By Elizabeth TrovallMarch 11, 2019 2:56 pm, , ,

From Houston Public Media:

More than two million people attend the Houston Rodeo each year, making it the biggest event of its kind in the world. Some even arrive on horseback and covered wagon to celebrate Western traditions.

Music, rides and rodeo competitions attract fans throughout the weeks-long event, but one special event brings in the biggest crowds: Go Tejano Day.

In fact, if you take a look at the 10 best-attended days in all rodeo history, over half were specified Go Tejano Days.

The first Go Tejano Day

A group of Mexican-American trail riders were part of the group that created Go Tejano Day.

During weeks-long rides from Reynosa to Houston, using covered wagons and horses, they discussed how the Hispanic community could benefit from the rodeo by creating scholarships for local students.

Marie Arcos was part of those conversations and later served as chair of the Go Tejano Day committee.

But her involvement with the trail riders began long before.
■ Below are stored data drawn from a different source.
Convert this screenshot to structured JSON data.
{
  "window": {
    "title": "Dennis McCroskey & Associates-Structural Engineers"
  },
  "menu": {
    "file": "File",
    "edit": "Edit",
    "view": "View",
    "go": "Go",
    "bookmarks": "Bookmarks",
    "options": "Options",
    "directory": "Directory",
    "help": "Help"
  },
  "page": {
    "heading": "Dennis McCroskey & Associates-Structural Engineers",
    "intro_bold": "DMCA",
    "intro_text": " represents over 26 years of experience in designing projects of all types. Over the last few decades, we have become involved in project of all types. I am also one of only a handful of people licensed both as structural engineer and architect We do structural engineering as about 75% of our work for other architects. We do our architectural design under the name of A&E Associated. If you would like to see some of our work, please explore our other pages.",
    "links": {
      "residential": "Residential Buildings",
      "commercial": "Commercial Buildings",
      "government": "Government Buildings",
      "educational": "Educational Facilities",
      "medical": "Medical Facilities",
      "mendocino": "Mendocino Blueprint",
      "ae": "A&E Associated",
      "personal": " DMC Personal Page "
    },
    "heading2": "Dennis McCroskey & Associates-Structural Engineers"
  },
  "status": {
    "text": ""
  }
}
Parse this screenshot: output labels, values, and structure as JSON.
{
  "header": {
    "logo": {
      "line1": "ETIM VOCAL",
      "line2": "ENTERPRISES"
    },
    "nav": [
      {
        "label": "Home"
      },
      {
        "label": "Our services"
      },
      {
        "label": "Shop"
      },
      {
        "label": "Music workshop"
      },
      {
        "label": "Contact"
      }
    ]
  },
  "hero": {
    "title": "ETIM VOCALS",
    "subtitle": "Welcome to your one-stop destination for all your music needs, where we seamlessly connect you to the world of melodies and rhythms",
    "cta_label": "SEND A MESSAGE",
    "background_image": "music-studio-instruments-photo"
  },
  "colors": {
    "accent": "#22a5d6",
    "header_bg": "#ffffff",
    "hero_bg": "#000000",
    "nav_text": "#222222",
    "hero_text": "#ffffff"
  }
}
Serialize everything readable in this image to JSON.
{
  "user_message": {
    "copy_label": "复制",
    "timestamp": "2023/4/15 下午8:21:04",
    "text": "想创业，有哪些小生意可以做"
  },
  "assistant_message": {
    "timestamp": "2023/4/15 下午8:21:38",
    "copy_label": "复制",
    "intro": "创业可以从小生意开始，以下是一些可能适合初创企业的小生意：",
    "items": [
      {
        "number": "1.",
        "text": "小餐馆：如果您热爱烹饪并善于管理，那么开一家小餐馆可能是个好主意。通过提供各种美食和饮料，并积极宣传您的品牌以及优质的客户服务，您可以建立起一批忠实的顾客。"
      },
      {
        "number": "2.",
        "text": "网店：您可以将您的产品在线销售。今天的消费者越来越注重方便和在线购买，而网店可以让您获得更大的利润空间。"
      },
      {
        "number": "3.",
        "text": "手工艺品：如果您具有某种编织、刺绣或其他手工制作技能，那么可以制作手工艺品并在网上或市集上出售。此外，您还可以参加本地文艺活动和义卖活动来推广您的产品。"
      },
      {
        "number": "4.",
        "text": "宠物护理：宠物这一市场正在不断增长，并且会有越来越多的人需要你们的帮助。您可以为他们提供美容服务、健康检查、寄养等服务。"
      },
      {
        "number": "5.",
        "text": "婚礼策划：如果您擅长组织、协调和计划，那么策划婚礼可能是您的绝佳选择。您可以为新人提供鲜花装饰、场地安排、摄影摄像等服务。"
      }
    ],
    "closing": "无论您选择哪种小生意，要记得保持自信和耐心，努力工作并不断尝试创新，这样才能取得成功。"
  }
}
Arcos and her siblings grew up meeting these trail riders for camp outs.

“We’d spend the weekend with my grandfather and his trail ride buddies,” she said.

They would eat the traditional trail ride bread, pan de campo, and hang out around the campfire.

“You’d just sit around the campfire, no cell phones, and you just told stories and you connected with people. Both languages were spoken, English and Spanish,” she said.

When she grew older, Arcos was part of efforts to kickstart Go Tejano Day in the late 1980s.

“Go Tejano was created to bring the two together: the “Go Texan” traditions and heritage around the Western cowboy and then merging it along with the traditions of the Mexican vaquero.”